È stata la mano di Meo: felicità Cantù

Basket C’è anche il clamoroso lavoro psicologico di Sacchetti dietro l’immediata reazione della squadra con Nardò. Colloqui individuali, pressione ridotta a zero e un paio di accorgimenti tattici: il gruppo s’è sentito responsabilizzato

Per i processi o, peggio ancora, per il funerale si è pregati di ritornare più tardi. Quelli che avevano pensato che il malato fosse quasi morto sono stati costretti a rimangiarsi il tutto, in una sera. Sono i playoff, bellezza. D’altronde non era accaduto anche l’anno scorso al primo turno?

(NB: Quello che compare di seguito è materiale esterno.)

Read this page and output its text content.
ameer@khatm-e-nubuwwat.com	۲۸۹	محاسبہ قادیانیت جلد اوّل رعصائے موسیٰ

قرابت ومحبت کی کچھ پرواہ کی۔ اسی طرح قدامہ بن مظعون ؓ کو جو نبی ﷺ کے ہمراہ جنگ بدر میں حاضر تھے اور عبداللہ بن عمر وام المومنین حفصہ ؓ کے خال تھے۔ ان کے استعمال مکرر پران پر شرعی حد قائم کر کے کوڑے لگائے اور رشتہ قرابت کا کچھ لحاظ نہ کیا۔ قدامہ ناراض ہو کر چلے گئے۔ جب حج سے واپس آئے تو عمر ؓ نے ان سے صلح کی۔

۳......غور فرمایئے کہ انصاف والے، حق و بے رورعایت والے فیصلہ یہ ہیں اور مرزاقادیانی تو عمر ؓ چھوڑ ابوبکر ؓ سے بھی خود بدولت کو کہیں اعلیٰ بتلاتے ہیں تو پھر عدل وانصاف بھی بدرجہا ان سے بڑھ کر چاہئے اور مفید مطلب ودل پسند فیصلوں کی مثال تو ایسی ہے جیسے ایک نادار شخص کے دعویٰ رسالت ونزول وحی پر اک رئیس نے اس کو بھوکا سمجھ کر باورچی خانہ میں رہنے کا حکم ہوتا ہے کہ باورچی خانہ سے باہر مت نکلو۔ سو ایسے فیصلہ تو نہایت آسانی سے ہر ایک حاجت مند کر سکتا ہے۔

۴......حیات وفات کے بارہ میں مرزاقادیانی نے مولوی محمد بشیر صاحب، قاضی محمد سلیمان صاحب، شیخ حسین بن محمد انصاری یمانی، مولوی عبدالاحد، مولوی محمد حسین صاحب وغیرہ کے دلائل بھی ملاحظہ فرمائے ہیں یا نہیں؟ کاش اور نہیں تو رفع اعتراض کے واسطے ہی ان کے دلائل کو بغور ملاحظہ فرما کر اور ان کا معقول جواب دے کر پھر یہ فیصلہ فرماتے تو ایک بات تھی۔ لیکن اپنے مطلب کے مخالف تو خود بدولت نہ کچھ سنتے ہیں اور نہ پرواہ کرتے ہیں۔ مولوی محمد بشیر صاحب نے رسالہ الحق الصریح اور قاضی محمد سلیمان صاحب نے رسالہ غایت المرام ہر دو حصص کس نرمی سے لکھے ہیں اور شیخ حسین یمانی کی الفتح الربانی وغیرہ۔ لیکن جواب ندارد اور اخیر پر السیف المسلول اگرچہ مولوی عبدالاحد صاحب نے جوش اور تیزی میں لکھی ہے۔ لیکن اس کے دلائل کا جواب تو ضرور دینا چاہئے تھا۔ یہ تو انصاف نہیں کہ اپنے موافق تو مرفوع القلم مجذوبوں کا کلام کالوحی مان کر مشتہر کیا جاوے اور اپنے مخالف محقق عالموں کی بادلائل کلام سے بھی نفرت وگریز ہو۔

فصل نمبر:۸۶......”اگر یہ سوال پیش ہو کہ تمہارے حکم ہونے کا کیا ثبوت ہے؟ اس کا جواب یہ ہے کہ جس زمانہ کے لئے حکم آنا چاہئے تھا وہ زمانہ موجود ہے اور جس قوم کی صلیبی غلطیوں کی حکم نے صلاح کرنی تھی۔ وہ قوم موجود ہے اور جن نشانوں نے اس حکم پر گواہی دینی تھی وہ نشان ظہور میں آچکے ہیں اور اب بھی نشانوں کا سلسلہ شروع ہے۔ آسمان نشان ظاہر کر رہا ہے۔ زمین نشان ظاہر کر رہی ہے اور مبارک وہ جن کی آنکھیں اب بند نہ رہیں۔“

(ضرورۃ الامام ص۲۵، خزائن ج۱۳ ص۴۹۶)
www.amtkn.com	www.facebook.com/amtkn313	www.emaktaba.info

Chiaro, qui c’è una sconfitta al limite delle giustificazioni, e non ci piove. Ma la ripresa della Pallacanestro Cantù è stata subitanea: 3-1 a Lecce contro Nardò e serie chiusa. Altroché gara cinque a Desio. Il PalaFitLine riaprirà sì, non domani, però. Bensì sabato per la prima sfida di semifinali contro Pistoia.

Un coach molto provato

È anche questa volta, manco a dirlo, c’è stata la mano di Meo, inteso come Sacchetti, il coach. Chi è stato al suo fianco nelle ore successive la debacle di giovedì giura di averlo visto provato. Molto provato. Come forse mai accaduto. Ma è da lì che il tecnico di Altamura ha preso la forza per reagire. Alla sua maniera.

Imperativo numero uno, cercare di non gettare ulteriore pressione addosso alla squadra. Sarebbe stato deleterio. Meglio, anzi, spolverare dalle spalle un po’ di scimmia. Come? Nessuno meglio di lui, espertissimo, lo sa: con calma. Fermo nelle intenzioni e pronto al confronto. Con lo spogliatoio.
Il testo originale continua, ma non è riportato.